WHO Gathers Evidence for Possible War Crimes Investigation Against Russia

KYIV (Reuters) – The World Health Organization (WHO) is gathering evidence for a possible war crimes investigation into attacks it says it has documented by Russia on healthcare facilities in Ukraine, it said in Kyiv on Saturday.

WHO Emergencies Director Mike Ryan, on an unannounced visit together with WHO chief Tedros Adhanom Ghebreyesus, told a news conference it was the explicit responsibility of warring parties to avoid attacking health facilities, yet the WHO had already documented 200 attacks on hospitals and clinics in the country.

“Intentional attacks on healthcare facilities are a breach of international humanitarian law and as such – based on investigation and attribution of the attack – represent war crimes in any situation,” Ryan said.

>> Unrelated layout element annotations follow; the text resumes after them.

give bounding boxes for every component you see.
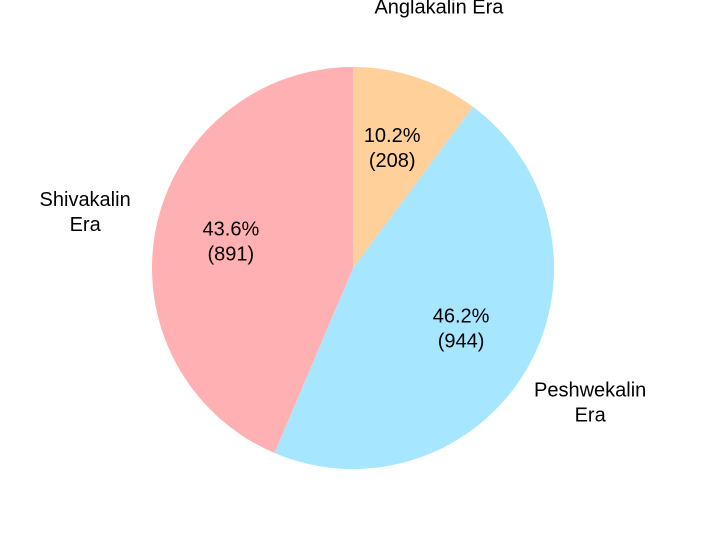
value-label: 43.6% (891) — [203, 219, 260, 266]
category-label: Shivakalin Era — [40, 189, 131, 236]
category-label: Anglakalin Era — [374, 0, 504, 19]
value-label: 46.2% (944) — [433, 306, 490, 353]
category-label: Peshwekalin Era — [534, 380, 646, 427]
pie-slice — [151, 67, 353, 454]
value-label: 10.2% (208) — [364, 125, 421, 172]
pie-slice — [274, 106, 555, 470]
pie-slice — [353, 67, 473, 268]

“We continue to document and bear witness to these attacks … and we trust that the U.N. system and the International Criminal Court and others will take the necessary investigations in order to assess the criminal intent behind these attacks.”

Russia has denied previous accusations by Ukraine and Western nations of possible war crimes and has also denied targeting civilians in the war.

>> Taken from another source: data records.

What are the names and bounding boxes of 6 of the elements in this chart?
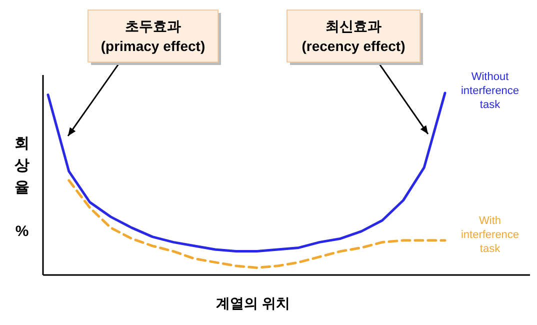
text: 초두효과 (primacy effect) [100,18,206,54]
x-axis-title: 계열의 위치 [216,295,290,311]
series-label: With interference task [460,215,520,255]
text: 회상율 % [14,135,30,240]
text: 최신효과 (recency effect) [302,18,406,54]
series-label: Without interference task [460,71,520,111]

Ryan said the 200 cases did not represent the totality of attacks on Ukrainian medical facilities, only those the WHO had verified. Kyiv has said there have been around 400 such attacks since Russia invaded Ukraine on Feb. 24.

President Volodymyr Zelenskiy said on Thursday that Russian troops had destroyed or damaged nearly 400 healthcare institutions in Ukraine.

Tedros told the same news conference: “My message to all the people of Ukraine is this: ‘WHO stands by you’ … We continue to call on the Russian Federation to stop this war.”

WHO member states will on Tuesday consider a resolution against Russia that includes the possible closure of a major regional office in Moscow, a document obtained by Reuters showed last Thursday.

The draft resolution stops short of harsher sanctions such as suspending Russia from the U.N. global health agency’s board, as well as a temporary freeze of its voting rights, three diplomatic and political sources said.

The draft, prepared largely by EU diplomats and submitted to the WHO’s regional office for Europe this week, follows a request by Ukraine signed by at least 38 other members including Turkey, France and Germany.

Moscow calls its actions since Feb. 24 a “special military operation” to disarm Ukraine and rid it of what it calls anti-Russian nationalism fomented by the West. Ukraine and the West say Russia launched an unprovoked war of aggression.